El sueño de lanzar un partido perfecto volvió a darse esta temporada en el béisbol de las Grandes Ligas después que la pasada noche el abridor Matt Cain lo consiguió desde el montículo para los Gigantes de San Francisco.

Nunca antes, en la historia del equipo, un abridor pudo lograr la perfección desde el montículo, a pesar de haber tenido a figuras y leyendas como Christy Mathewson, el dominicano Juan Marichal y Gaylord Perry, todos ellos miembros del Salón de la Fama.

Sin embargo, aunque habían lanzado joyas de pitcheo ninguno pudo culminar la obra maestra con el juego perfecto, algo que si consiguió Cain y además con una labor que puedes que esté entre las mejores en la historia de las Grandes Ligas.

Cain no sólo consiguió el vigésimo segundo juego perfecto de las mayores sino que además lo hizo después de retirar a 14 bateadores rivales por la vía del ponche para que los Gigantes venciesen por paliza de 10-0 a los Astros de Houston.
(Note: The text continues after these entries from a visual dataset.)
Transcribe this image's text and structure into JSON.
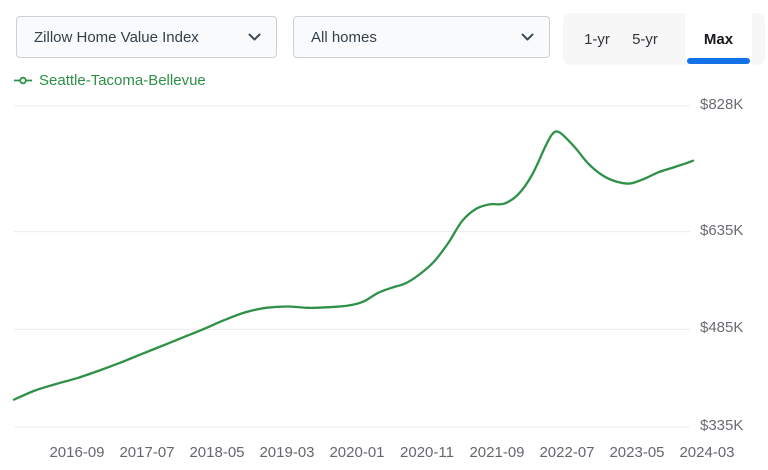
{
  "toolbar": {
    "metric_dropdown": {
      "value": "Zillow Home Value Index"
    },
    "home_type_dropdown": {
      "value": "All homes"
    },
    "range_tabs": {
      "items": [
        {
          "label": "1-yr",
          "selected": false
        },
        {
          "label": "5-yr",
          "selected": false
        },
        {
          "label": "Max",
          "selected": true
        }
      ],
      "selected_underline_color": "#1373e6"
    }
  },
  "legend": {
    "label": "Seattle-Tacoma-Bellevue",
    "marker": "line-with-circle",
    "color": "#2e9147"
  },
  "chart_data": {
    "type": "line",
    "legend_position": "top-left",
    "grid": true,
    "line_color": "#2e9147",
    "gridline_color": "#ececee",
    "axis_label_color": "#66696e",
    "y_unit": "USD thousands",
    "ylim": [
      335,
      828
    ],
    "x_ticks": [
      "2016-09",
      "2017-07",
      "2018-05",
      "2019-03",
      "2020-01",
      "2020-11",
      "2021-09",
      "2022-07",
      "2023-05",
      "2024-03"
    ],
    "y_ticks": [
      {
        "label": "$828K",
        "value": 828
      },
      {
        "label": "$635K",
        "value": 635
      },
      {
        "label": "$485K",
        "value": 485
      },
      {
        "label": "$335K",
        "value": 335
      }
    ],
    "series": [
      {
        "name": "Seattle-Tacoma-Bellevue",
        "color": "#2e9147",
        "x": [
          "2015-12",
          "2016-03",
          "2016-06",
          "2016-09",
          "2016-12",
          "2017-03",
          "2017-06",
          "2017-09",
          "2017-12",
          "2018-03",
          "2018-06",
          "2018-09",
          "2018-12",
          "2019-03",
          "2019-06",
          "2019-09",
          "2019-12",
          "2020-02",
          "2020-04",
          "2020-06",
          "2020-08",
          "2020-10",
          "2020-12",
          "2021-02",
          "2021-04",
          "2021-06",
          "2021-08",
          "2021-10",
          "2021-12",
          "2022-02",
          "2022-04",
          "2022-05",
          "2022-06",
          "2022-08",
          "2022-10",
          "2022-12",
          "2023-02",
          "2023-04",
          "2023-06",
          "2023-08",
          "2023-10",
          "2023-12",
          "2024-01"
        ],
        "values": [
          377,
          391,
          401,
          410,
          421,
          433,
          446,
          459,
          472,
          485,
          499,
          511,
          518,
          520,
          518,
          519,
          522,
          528,
          541,
          549,
          556,
          570,
          589,
          617,
          651,
          670,
          677,
          678,
          692,
          722,
          768,
          786,
          787,
          766,
          740,
          722,
          712,
          709,
          716,
          726,
          733,
          740,
          744
        ]
      }
    ]
  }
}
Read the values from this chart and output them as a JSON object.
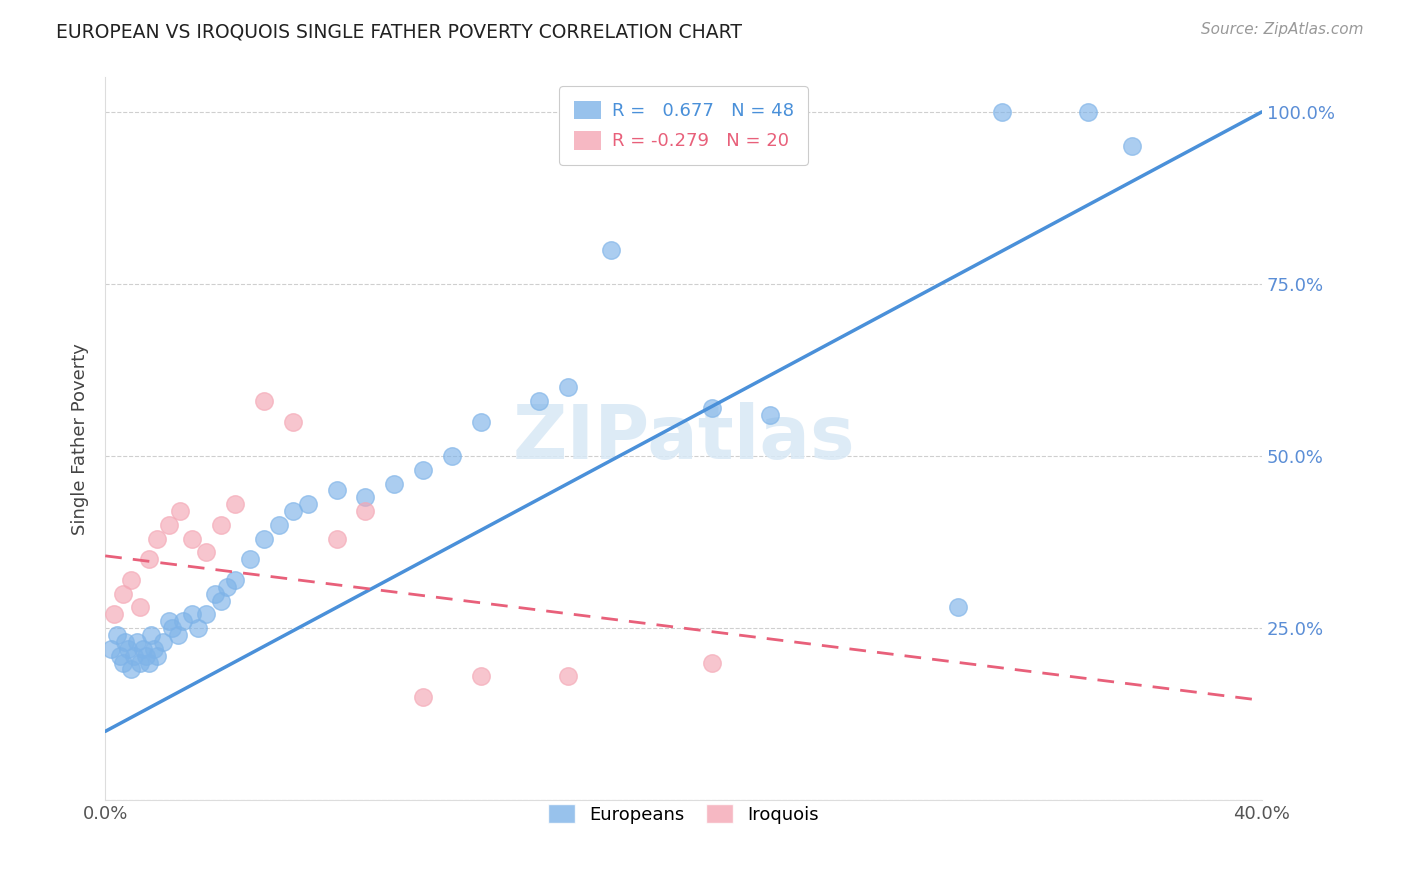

La obra maestra de Cain, en 125 lanzamientos, fue apoyada por un par de grandes jugadas de sus jardineros. El lanzador obligó a que el emergente Jason Castro conectara un rodado a la antesala para el "out" 27, lo que hizo que los 42.298 espectadores presentes en el AT&T Park, de San Francisco, enloqueciesen de júbilo.

"Es un sentimiento increíble lo que estoy viviendo", declaró Cain al concluir el partido. "Los compañeros hicieron un gran trabajo para, de alguna manera, desde el principio tuviese la ventaja que me dio mayor tranquilidad".

El mismo escenario donde el extoletero Barry Bonds se consagró como el máximo jonronero de la historia de las Grandes Ligas, Cain alcanzó también el sueño de un lanzador, como es estar perfecto.

La joya de pitecheo que protagonizó Cain fue el decimocuarto partido sin hits en la historia de los Gigantes -Mathewson lanzó los números 2 y 3 en 1901 y 1905-, Marichal y Perry tuvieron uno cada uno.

El jardinero izquierdo dominicano Melky Cabrera persiguió un elevado de Chris Snyder con un "out" en el sexto episodio y saltó para atrapar la pelota contra el muro.

Cain levantó los dos brazos y dio un puñetazo en su guante, para festejar la jugada del dominicano que hizo posible que siguiese perfecto desde el montículo.

Luego, el jardinero derecho venezolano Gregor Blanco, corrió por su territorio para zambullirse y atrapar otra bola en la franja de advertencia.

Blanco robó un imparable seguro a Jordan Schafer para el primer out del séptimo episodio y al concluir el episodio Cain, de 27 años, se fundió en un gran abrazó con Blanco cuando ambos llegaron a la cueva de los jugadores.

"Fueron atrapadas increíbles", destacó Cain. "Cambiaron toda la historia del juego e hicieron posible que al final pudiese vivir este momento tan especial".

Phillip Humber, de los Medias Blancas de Chicago, lanzó el último juego perfecto, apenas el 21 de abril, en Seattle. Es la segunda vez en tres años que hay dos juegos perfectos en la misma temporada.

También fue el quinto partido sin hit en la campaña y el tercero en junio. El venezolano Johan Santana lanzó el primer sin hit en la historia de los Mets de Nueva York, el 1 de junio, y seis serpentineros de Seattle dejaron sin imparable a los Dodgers de Los Angeles el viernes pasado.

El abridor Jared Weaver logró también la hazaña por los Angelinos de Los Angeles, el 2 de mayo.

Los Astros se fueron sin hit por quinta vez. No eran dejados en doble cero desde el 14 de septiembre de 2008, cuando lo logró el venezolano Carlos Zambrano, por los Cachorros de Chicago.

Los Gigantes se comprometieron con Cain (8-2) antes de esta campaña, al firmar un nuevo contrato por seis años y 127 millones de dólares.

El lanzador demostró por qué el gerente general Brian Sabean ha prometido conservar a sus lanzadores talentosos.

En una semana en que la atención de San Francisco se concentra en el golf mundial, al disputarse aquí el US Open, Cain surgió con su mejor joya de pitcheo en lo que fue su apertura número 216 como profesional.

Cain realizó 125 lanzamientos que se convirtieron en el mayor número en la historia de un juego perfecto y 68 envíos al plato fueron colocados en la zona buena del "strike".

El lanzador estelar de los Gigantes reconoció que siempre que ha lanzado un partido sin hit ha sentido desde el inicio una confianza especial.

"Esta vez fue aun mayor porque sentí que andaba bien con mis lanzamientos y que algo bueno sucedería", comentó Cain. "El resultado final hizo que se cumplieran mis sensaciones".